Religion
- Affiliation: Reform Judaism
- Ecclesiastical or organizational status: Synagogue
- Leadership: Rabbi Debora S. Gordon
- Status: Active

Location
- Location: 167 Third Street, Troy, Rensselaer County, New York 12180
- Country: United States
- Interactive map of Congregation Berith Sholom
- Coordinates: 42°43′34″N 73°41′30″W﻿ / ﻿42.72611°N 73.69167°W

Architecture
- Architect: Marcus Cummings (attrib.)
- Type: Synagogue
- Style: Romanesque Revival; Italianate;
- Established: 1866 (as a congregation)
- Completed: 1870

Website
- berithsholom.org

= Congregation Berith Sholom =

Reform synagogue in Troy, New York, US

Congregation Berith Sholom (transliterated from Hebrew as "Covenant of Peace") is a Reform Jewish synagogue located at 167 Third Street, in Troy, Rensselaer County, New York, in the United States.

The synagogue is the oldest continuously used synagogue in the state of New York, the second oldest house of worship in the state outside of the city of New York, and one of the oldest synagogue buildings in the United States.

==History==
The congregation was formally founded in 1866 by members of two other congregations, and its name was originally spelled Baris Sholem.

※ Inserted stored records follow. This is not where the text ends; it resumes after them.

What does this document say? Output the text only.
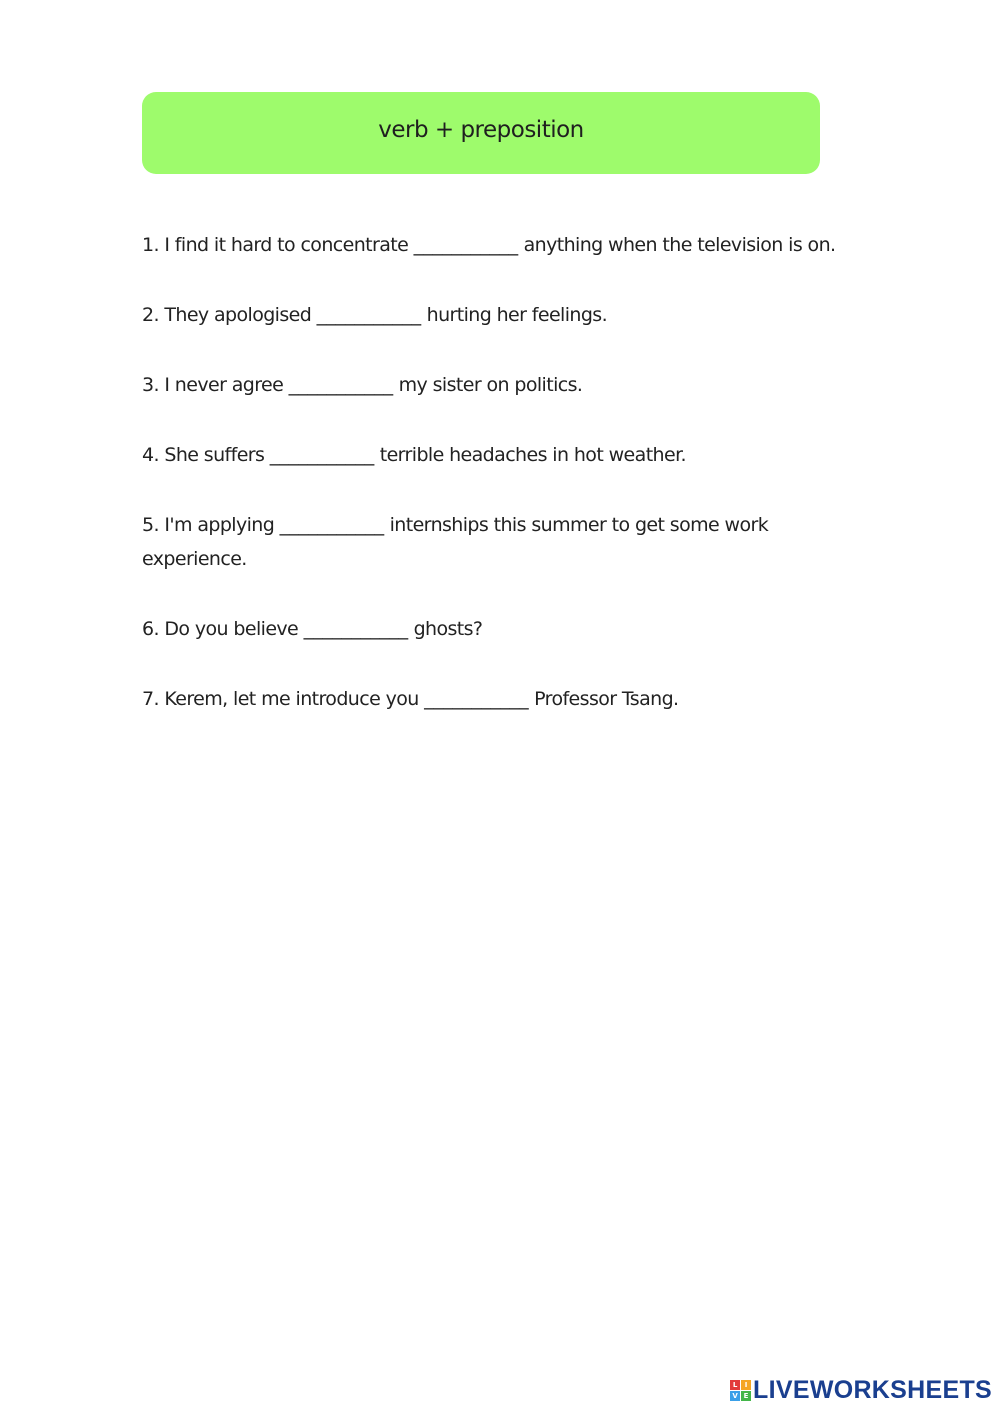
verb + preposition
1. I find it hard to concentrate ___________ anything when the television is on.
2. They apologised ___________ hurting her feelings.
3. I never agree ___________ my sister on politics.
4. She suffers ___________ terrible headaches in hot weather.
5. I'm applying ___________ internships this summer to get some work experience.
6. Do you believe ___________ ghosts?
7. Kerem, let me introduce you ___________ Professor Tsang.
L	I
V E LIVEWORKSHEETS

The building, which is still in use, was built in the summer of 1870, and finished in time for the High Holy Days. Reform ritual was adopted around 1890 and the congregation joined the Union of American Hebrew Congregations in 1920. Rabbi Jacob S. Raisin served as rabbi from 1912 to 1915. Around 1953 an addition was built to house the religious school. The building is part of the Central Troy Historic District.

The design of the Romanesque Revival and Italianate synagogue building is attributed to Marcus Cummings.